Ercot has up the second for those with access and down to the individual megawatt where and what percentage of the total grid is by source. At 0039 this morning wind was 53% of the Texas grid. Wind was making 24,000 megawatts and gas was making 13,000 megawatts. A better way to look at it is gas could have made all 37,000 megawatts instead wind saved 18,000,000 BTU per megawatt times 37 or 666,000,000 BTU worth of natural gas PER HOUR this morning. Every BTU not burnt is saved for another day or future generations. Gas is more valuable as fertilizers and plastics vs burning it once to the sky. Gas is used to make concrete and steel and plastics that went into those turbines as well. However that energy used to make those turbines will return 40 times to 100 times the energy in that natural gas harvested by those turbines vs burning once in a turbine to the sky. The scientific term is EROI and wind turbines have a EROI of 40 to 100 for class 5 on up wind fields.

Gas should only be used for peak power or to fill in lows.

“In 2021, the average construction cost for this type of electricity generator stood at 512 U.S. dollars per kilowatt of capacity”

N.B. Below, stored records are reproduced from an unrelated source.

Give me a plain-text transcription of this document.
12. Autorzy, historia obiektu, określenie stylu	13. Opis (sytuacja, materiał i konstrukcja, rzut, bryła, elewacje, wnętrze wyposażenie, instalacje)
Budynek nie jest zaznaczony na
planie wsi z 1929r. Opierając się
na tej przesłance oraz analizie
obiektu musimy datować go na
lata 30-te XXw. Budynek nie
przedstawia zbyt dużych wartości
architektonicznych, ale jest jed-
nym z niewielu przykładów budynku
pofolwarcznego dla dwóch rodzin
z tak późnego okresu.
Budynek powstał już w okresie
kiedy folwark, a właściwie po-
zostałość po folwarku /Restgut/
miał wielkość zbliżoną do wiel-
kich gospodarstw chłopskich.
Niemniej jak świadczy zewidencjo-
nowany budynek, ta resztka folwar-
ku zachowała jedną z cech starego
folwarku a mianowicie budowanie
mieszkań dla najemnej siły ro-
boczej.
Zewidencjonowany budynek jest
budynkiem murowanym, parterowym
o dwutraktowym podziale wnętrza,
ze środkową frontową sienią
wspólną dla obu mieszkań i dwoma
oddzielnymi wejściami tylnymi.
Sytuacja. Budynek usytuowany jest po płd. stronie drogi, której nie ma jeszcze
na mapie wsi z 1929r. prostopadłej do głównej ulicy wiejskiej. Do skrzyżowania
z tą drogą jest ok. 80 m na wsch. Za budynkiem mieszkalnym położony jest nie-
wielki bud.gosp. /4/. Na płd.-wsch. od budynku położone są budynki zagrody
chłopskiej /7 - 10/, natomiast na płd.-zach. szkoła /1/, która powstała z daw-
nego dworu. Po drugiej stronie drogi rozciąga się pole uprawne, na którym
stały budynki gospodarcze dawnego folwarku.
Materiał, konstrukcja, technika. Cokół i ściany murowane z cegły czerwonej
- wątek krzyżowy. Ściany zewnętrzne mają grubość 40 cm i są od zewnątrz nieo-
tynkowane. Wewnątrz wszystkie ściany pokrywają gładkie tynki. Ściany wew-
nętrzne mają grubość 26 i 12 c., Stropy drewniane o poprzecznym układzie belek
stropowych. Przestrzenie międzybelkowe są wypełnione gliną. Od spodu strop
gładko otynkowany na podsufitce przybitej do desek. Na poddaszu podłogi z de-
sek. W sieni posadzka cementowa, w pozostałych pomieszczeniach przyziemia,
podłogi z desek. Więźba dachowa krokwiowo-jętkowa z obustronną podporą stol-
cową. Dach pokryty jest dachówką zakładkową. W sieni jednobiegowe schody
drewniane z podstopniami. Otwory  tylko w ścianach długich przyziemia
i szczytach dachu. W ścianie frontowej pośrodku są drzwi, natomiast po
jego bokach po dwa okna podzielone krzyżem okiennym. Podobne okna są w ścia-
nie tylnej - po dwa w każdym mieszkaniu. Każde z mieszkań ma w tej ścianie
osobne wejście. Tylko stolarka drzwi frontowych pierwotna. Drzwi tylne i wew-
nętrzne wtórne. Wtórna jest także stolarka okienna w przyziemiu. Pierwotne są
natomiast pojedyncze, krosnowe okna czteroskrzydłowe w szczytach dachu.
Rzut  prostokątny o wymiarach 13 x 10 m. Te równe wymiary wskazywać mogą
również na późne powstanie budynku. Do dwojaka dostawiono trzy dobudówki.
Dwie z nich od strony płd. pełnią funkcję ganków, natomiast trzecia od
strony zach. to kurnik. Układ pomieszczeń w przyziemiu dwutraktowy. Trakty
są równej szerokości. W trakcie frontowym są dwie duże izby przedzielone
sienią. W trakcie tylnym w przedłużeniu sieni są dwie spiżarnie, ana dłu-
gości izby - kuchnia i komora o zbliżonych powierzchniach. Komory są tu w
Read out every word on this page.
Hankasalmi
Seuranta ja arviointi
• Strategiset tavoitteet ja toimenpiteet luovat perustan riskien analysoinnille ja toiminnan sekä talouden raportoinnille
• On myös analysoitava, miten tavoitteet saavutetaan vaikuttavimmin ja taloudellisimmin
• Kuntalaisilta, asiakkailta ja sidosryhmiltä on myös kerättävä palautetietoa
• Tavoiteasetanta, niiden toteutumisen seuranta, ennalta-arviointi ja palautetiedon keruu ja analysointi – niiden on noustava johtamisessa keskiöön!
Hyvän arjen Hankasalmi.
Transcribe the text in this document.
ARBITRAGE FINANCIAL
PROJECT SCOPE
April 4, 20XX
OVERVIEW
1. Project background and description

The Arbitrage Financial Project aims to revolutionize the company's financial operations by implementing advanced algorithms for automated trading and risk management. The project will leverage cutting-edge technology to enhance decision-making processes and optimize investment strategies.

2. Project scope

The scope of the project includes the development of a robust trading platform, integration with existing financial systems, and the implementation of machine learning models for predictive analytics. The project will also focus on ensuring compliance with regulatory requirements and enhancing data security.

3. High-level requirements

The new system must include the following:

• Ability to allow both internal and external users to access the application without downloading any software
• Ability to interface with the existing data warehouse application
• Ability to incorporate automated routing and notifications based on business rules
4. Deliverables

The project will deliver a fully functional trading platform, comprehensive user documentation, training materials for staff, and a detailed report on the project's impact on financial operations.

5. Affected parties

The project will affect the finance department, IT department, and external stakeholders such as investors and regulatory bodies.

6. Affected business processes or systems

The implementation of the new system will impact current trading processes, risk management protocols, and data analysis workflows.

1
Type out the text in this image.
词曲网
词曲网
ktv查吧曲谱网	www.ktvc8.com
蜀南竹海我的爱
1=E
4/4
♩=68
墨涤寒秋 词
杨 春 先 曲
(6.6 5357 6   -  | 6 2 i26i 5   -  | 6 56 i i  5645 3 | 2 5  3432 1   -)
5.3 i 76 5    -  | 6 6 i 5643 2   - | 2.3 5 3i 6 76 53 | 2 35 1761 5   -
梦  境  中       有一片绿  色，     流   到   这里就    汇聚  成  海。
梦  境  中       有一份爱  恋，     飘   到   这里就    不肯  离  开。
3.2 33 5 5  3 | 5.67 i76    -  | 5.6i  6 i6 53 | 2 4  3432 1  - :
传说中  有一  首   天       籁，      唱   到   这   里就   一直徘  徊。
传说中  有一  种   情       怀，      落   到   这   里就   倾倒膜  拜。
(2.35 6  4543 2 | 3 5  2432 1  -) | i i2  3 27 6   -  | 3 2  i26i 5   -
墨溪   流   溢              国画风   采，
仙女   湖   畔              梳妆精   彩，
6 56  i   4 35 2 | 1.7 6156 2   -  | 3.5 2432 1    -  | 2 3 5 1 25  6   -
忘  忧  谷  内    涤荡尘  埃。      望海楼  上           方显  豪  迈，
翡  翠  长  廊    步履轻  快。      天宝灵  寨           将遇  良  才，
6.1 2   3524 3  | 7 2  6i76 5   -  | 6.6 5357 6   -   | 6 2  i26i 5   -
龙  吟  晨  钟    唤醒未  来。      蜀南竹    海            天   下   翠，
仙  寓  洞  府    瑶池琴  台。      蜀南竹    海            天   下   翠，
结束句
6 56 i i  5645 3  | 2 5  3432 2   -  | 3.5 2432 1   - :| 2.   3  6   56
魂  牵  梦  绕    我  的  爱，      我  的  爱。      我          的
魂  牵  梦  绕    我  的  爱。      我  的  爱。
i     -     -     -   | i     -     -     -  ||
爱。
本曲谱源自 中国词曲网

A half cent per kWh fee on wind or solar to fund the build out of those types of fast spin up turbines that only burn precious gas that is a limited resource regardless of what boomers say who don’t have 20 years in the geology industry. It takes millions if not tens to hundreds of millions of years for a total hydrocarbon system to form, go through the oil/gas window and then migrate to geological traps. Humans are burning 400+ million years of fossil sunshine in under 200 by definition and pure mathematics that cannot, is not, and will never be sustainable over a long time period. That’s really not up for discussion as the industry and scientific community has mapped , 3D seismic and geophysical analysis via gravity survey and geomagnetic every basin on this planet. The community knows where and how much is in place, technically recoverable at any price as well. Mine once use many. That applies for natural gas as much as coal or liquid hydrocarbons.